One of the problems is that these platforms act, in many ways, like drugs. Facebook, and every other social-media outlet, knows that all too well. Your phone vibrates a dozen times an hour with alerts about likes and comments and retweets and faves. The combined effect is one of just trying to suck you back in, so their numbers look better for their next quarterly earnings report. Sean Parker, one of Facebook’s earliest investors and the company’s first president, came right out and said what we all know: the whole intention of Facebook is to act like a drug, by “[giving] you a little dopamine hit every once in a while, because someone liked or commented on a photo or a post or whatever.” That, Parker said, was by design. These companies are “exploiting a vulnerability in human psychology.” Former Facebook executive Chamath Palihapitiya has echoed this, too. “Do I feel guilty?” he asked rhetorically on CNN about the role Facebook is playing in society. “Absolutely I feel guilt.”

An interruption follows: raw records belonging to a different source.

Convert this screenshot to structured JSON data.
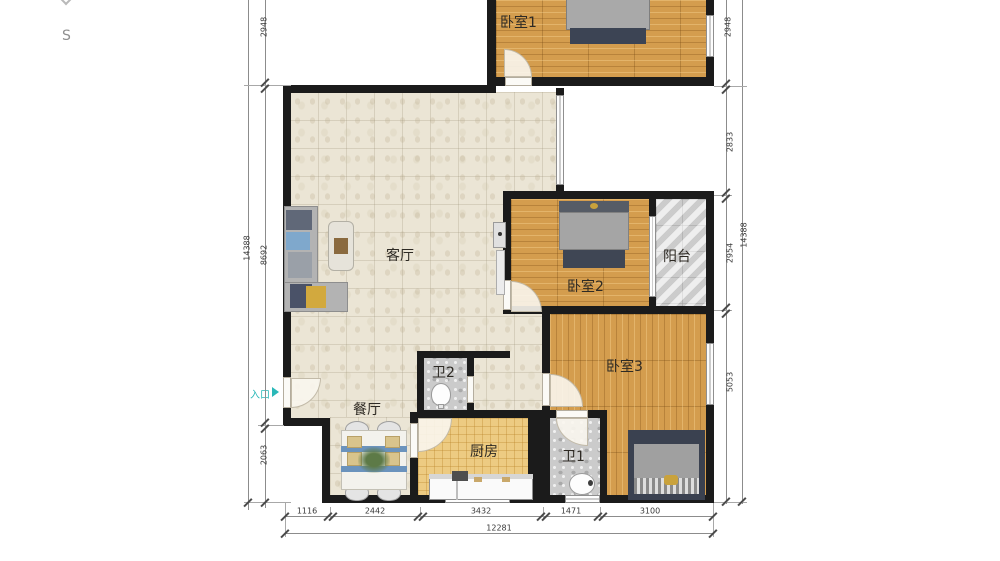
{
  "title": "apartment-floor-plan",
  "compass": {
    "south_label": "S"
  },
  "entrance": {
    "label": "入口"
  },
  "rooms": [
    {
      "id": "bedroom1",
      "label": "卧室1"
    },
    {
      "id": "living",
      "label": "客厅"
    },
    {
      "id": "bedroom2",
      "label": "卧室2"
    },
    {
      "id": "balcony",
      "label": "阳台"
    },
    {
      "id": "bedroom3",
      "label": "卧室3"
    },
    {
      "id": "bath2",
      "label": "卫2"
    },
    {
      "id": "dining",
      "label": "餐厅"
    },
    {
      "id": "kitchen",
      "label": "厨房"
    },
    {
      "id": "bath1",
      "label": "卫1"
    }
  ],
  "dimensions": {
    "left_outer": "14388",
    "left_inner": [
      "2948",
      "8692",
      "2063"
    ],
    "right_inner": [
      "2948",
      "2833",
      "2954",
      "5053"
    ],
    "right_outer": "14388",
    "bottom": [
      "1116",
      "2442",
      "3432",
      "1471",
      "3100"
    ],
    "bottom_total": "12281"
  },
  "colors": {
    "wall": "#1b1b1b",
    "wood": "#d49d4e",
    "tile_beige": "#ebe5d5",
    "kitchen_tile": "#edcb82",
    "bath_tile": "#cbcbcb",
    "balcony_tile": "#d9d9d9",
    "entrance_accent": "#2ab8b8",
    "dimension_text": "#3a3a3a"
  }
}
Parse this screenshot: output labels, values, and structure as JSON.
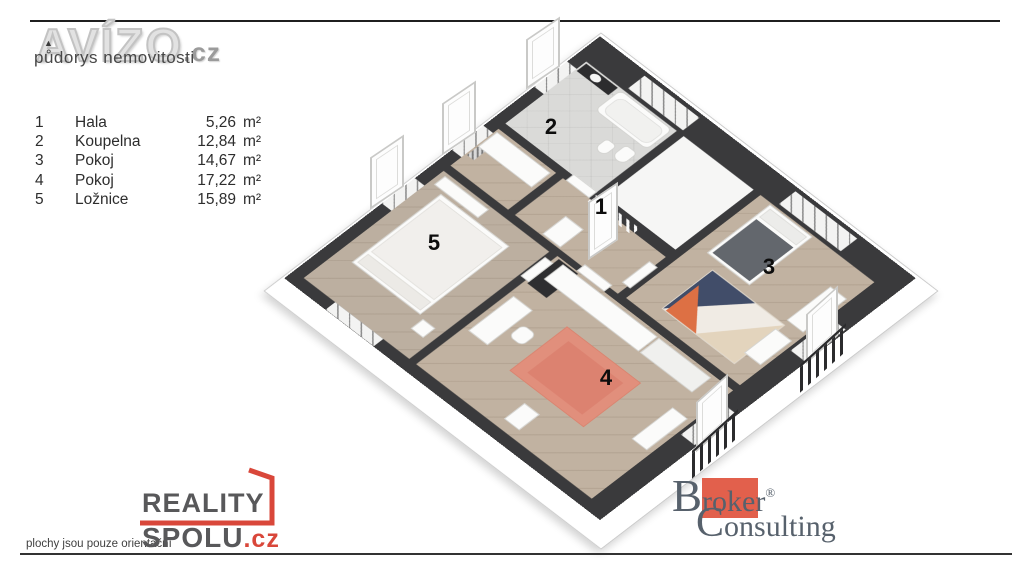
{
  "header": {
    "brand": "AVÍZO",
    "brand_suffix": ".cz",
    "subtitle": "půdorys nemovitosti"
  },
  "legend": {
    "rows": [
      {
        "num": "1",
        "name": "Hala",
        "area": "5,26",
        "unit": "m²"
      },
      {
        "num": "2",
        "name": "Koupelna",
        "area": "12,84",
        "unit": "m²"
      },
      {
        "num": "3",
        "name": "Pokoj",
        "area": "14,67",
        "unit": "m²"
      },
      {
        "num": "4",
        "name": "Pokoj",
        "area": "17,22",
        "unit": "m²"
      },
      {
        "num": "5",
        "name": "Ložnice",
        "area": "15,89",
        "unit": "m²"
      }
    ]
  },
  "plan": {
    "room_labels": [
      "1",
      "2",
      "3",
      "4",
      "5"
    ],
    "rooms": [
      "Hala",
      "Koupelna",
      "Pokoj",
      "Pokoj",
      "Ložnice"
    ]
  },
  "footer": {
    "disclaimer": "plochy jsou pouze orientační",
    "reality": {
      "word1": "REALITY",
      "word2": "SPOLU",
      "tld": ".cz"
    },
    "broker": {
      "cap1": "B",
      "mid1": "rok",
      "end1": "er",
      "reg": "®",
      "cap2": "C",
      "end2": "onsulting"
    }
  },
  "colors": {
    "rule_dark": "#1f1f1f",
    "wall": "#3a3a3c",
    "wood_floor": "#c1b2a1",
    "tile_floor": "#dadad8",
    "accent_red": "#d9473a",
    "broker_red": "#e2604c",
    "rug_salmon": "#e18f7c",
    "rug_navy": "#414d69",
    "rug_orange": "#dd7044",
    "rug_tan": "#e3d4bd",
    "logo_gray": "#e2e2e2"
  }
}
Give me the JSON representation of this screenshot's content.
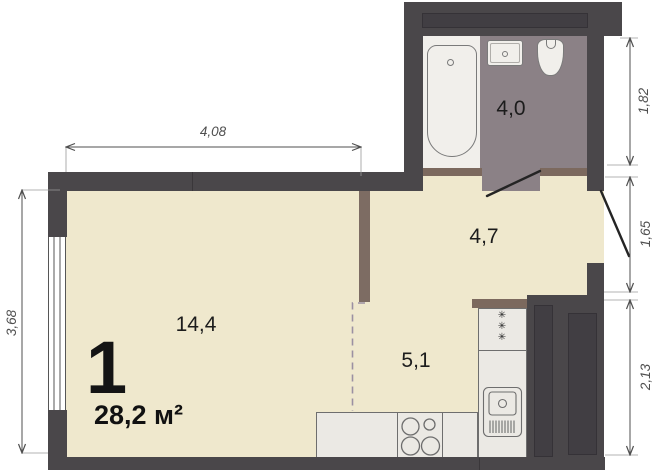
{
  "plan": {
    "unit": {
      "rooms_count": "1",
      "total_area": "28,2 м²"
    },
    "room_labels": {
      "living": "14,4",
      "hall": "4,7",
      "kitchen": "5,1",
      "bathroom": "4,0"
    },
    "dimensions": {
      "top": "4,08",
      "left": "3,68",
      "right_top": "1,82",
      "right_middle": "1,65",
      "right_bottom": "2,13"
    },
    "symbols": {
      "gas_burner": "✳"
    },
    "colors": {
      "wall": "#4a474a",
      "floor": "#efe8cd",
      "bathroom_floor": "#8b8186",
      "wood_partition": "#7c695e",
      "fixture": "#f1efeb",
      "counter": "#ebe9e4",
      "zone_dash": "#9b90a2",
      "dimension": "#4f4f4f"
    }
  }
}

And then, there’s the biggest reason why people are abandoning the platforms: the promise of connection has turned out to be a reality of division. We’ve all watched the way Donald J. Trump used social media to drive a wedge between us all, the way he tweets his sad and pathetic insecurities out to the world, without a care for how calling an equally insecure rogue leader a childish name might put us all on the brink of nuclear war. There’s a point that watching it all happen in real time makes you question what you’re doing with your life. As for conversing with our fellow Americans, we’ve all tried, unsuccessfully, to have a conversation on these platforms, which has so quickly devolved into a shouting match, or pile-on from perfect strangers because your belief isn’t the same as theirs. Years ago, a Facebook executive told me that the biggest reason people unfriend each other is because they disagree on an issue. The executive jokingly said, “Who knows, if this keeps up, maybe we’ll end up with people only having a few friends on Facebook.” Perhaps, worse of all, we’ve all watched as Russia has taken these platforms and used them against us in ways no one could have comprehended a decade ago.
And let’s hand it to them—Russia has used our social networks to sow discord like a marionettist wills a marionette. As one government official told me recently, “Putin’s surreptitious propaganda campaign has been one of the most successful in modern history.” All he needed, the official said, was social media. For the first time since I signed up for these platforms, I’m now in the camp of people wondering what the hell were we thinking?